The null hypothesis to be tested is
H0 : \(µ\)1 = \(µ\)2
The alternative hypothesis may be either
H1 : \(µ\)1 < \(µ\)2 (called left tailed alternative)
Or
H1 : \(µ\)1> \(µ\)2 (called right tailed alternative)
Or
H1 : \(µ\)1≠ \(µ\)2 (called two tailed alternative)
There are two cases under this test
Case when the population standard deviations are not equal \(σ\)1 ≠ \(σ\)2
Case when the population standard deviations are equal \(σ\)1 = \(σ\)2 = \(σ\)
When the population standard deviations are equal
Under this case, we will calculate test statistic, \(Z\) using the following formula.
\[Z = \frac{{\overline{x}}_{1} - {\overline{x}}_{2}}{\sigma\sqrt{\left( \frac{1}{n_{1}} + \frac{1}{n_{2}} \right)}}\]
When the null hypothesis is true this \(Z\) will follow a standard normal distribution with mean 0 and variance 1. \(Z\) ~ N(0,1). Decision rule is same as that of above tests (section 13.1.1).

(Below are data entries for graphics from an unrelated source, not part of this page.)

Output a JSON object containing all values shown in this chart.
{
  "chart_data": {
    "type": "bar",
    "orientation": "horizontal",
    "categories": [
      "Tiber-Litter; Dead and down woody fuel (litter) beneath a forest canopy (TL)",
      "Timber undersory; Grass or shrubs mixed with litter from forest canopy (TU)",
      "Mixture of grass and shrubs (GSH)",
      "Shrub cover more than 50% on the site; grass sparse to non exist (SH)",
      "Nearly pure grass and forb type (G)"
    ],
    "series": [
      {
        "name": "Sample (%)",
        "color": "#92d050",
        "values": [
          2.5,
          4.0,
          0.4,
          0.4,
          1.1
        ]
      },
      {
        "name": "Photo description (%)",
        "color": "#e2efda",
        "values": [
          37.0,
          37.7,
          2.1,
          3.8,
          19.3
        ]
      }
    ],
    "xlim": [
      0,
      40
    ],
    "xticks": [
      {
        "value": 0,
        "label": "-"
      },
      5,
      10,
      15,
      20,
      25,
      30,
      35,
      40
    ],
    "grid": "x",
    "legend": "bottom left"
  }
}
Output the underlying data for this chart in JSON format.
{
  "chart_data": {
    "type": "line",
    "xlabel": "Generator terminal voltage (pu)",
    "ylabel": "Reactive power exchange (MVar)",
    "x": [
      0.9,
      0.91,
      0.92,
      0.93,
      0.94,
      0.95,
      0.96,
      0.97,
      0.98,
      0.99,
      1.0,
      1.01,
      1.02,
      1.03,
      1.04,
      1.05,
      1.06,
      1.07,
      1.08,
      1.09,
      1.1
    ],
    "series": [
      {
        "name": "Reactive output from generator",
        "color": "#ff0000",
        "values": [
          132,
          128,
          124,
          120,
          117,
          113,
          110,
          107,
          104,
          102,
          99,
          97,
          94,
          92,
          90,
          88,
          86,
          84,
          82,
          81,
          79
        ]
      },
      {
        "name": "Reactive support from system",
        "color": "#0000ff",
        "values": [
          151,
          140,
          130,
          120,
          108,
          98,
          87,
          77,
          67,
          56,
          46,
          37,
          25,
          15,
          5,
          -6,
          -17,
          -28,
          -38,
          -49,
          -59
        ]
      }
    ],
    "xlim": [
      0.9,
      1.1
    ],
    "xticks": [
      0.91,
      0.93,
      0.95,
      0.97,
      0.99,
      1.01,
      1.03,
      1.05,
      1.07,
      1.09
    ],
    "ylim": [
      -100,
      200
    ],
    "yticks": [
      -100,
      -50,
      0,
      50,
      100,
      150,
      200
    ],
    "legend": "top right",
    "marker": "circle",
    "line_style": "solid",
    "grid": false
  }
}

Note: If \(σ\) is unknown then it is replaced by its estimate \(\sqrt{\frac{n_{1}s_{1}^{2} + n_{2}s_{2}^{2}}{n_{1} + n_{2}}}\) where \(n\)1 and \(n\)2 are the sample sizes, \(s\)1 and \(s\)2 are the sample standard deviations.
13.5.1 When the population standard deviations are not equal
Under this case, we will calculate test statistic, \(Z\) using the following formula.
\[Z = \frac{{\overline{x}}_{1} - {\overline{x}}_{2}}{\sqrt{\left( \frac{\sigma_{1}^{2}}{n_{1}} + \frac{\sigma_{2}^{2}}{n_{2}} \right)}}\]
When the null hypothesis is true this \(Z\) will follow a standard normal distribution with mean 0 and variance 1. \(Z\) ~ N(0,1). Decision rule is same as that of above tests (section 13.1.1).
Example 4
The means of two single large samples of 1000 and 2000 members are 67.5 inches and 68 inches respectively. Can the samples be regarded as drawn from the same population of standard deviation 2.5 inches. (Test at 5% significance level).
Solution:
Null hypothesis, \(H\)0 : \(μ\)1 = \(μ\)2
Alternate hypothesis, \(H\)1 : \(μ\)1≠ \(μ\)2; two tailed test
Sample size (\(n\)1) = 2000
Sample size (\(n\)2) = 1000
Sample mean of first group, \({\overline{x}}_{1}\) = 68
Sample mean of second group, \({\overline{x}}_{2}\) = 67.5
Population standard deviation (\(σ\)) = 2.5
Level of significance, α = 0.05
we will calculate test statistic, \(Z\) using the following formula.
\(Z = \frac{{\overline{x}}_{1} - {\overline{x}}_{2}}{\sigma\sqrt{\left( \frac{1}{n_{1}} + \frac{1}{n_{2}} \right)}}\)
\(Z = \frac{68 - 67.5}{2.5\sqrt{\left( \frac{1}{2000} + \frac{1}{1000} \right)}} = \frac{0.5}{0.0968} = 5.20\)
Since it is a two tailed test, we have to look for the critical value of \(Z\) at α/2. Here in this case so we have to look for the value of \(Z\) at α/2=0.05/2 =0.025, which is 2.241 (see section 13.1.1). Calculated value (5.20) is greater than table value, so we reject the null hypothesis. We may conclude that samples are not drawn from the same population.